Although my tour group was actively discovering these sites for days, such exploration of areas of where blacks were prominent in Paris is so low that many neighborhood onlookers questioned our reason for taking note where we did. This questioning spoke volumes of the unspoken, in relation to the black contribution in Paris. Such efforts were not and still are not vocalized or widely spread. This then reveals the need for education and challenges initiatives towards dispersing the non-disclosed, right information.
Unfortunately, this life or Presence African is not mentioned in mainstream guidebooks of Paris, even though such rich history resides on its streets.
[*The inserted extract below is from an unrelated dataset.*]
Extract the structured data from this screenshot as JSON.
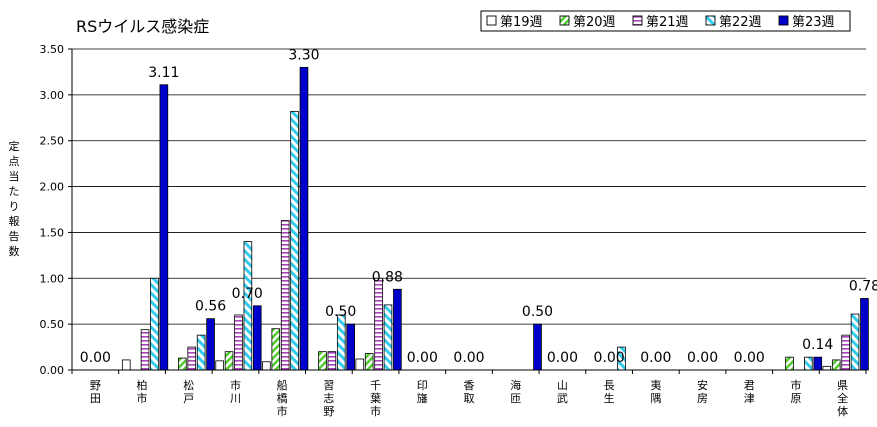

This withholding of factual information of this and similar under represented communities, are perpetuated by the false notion of white supremacy which still manifests in 2010. By choosing the notable places and top reasons to go to Paris, the illusion of ever-present superiority is furthermore asserted, though a falsity.
So I now choose to use my chance at improvisation to move my newly gained knowledge of what it meant to be black in Paris to you the audience. Through these present day screenshots of Montmartre and Montparnesse, I urge you to enter and re-imagine the Paris that once was and celebrated black existence. The captions are left open for you to add your own interpretations, improvise, on "what moves at the margin" (Toni Morrison). These stories should question how the spatial relates to the racial? Then move from the racial to the political and actively participate in answering how this can be read as history.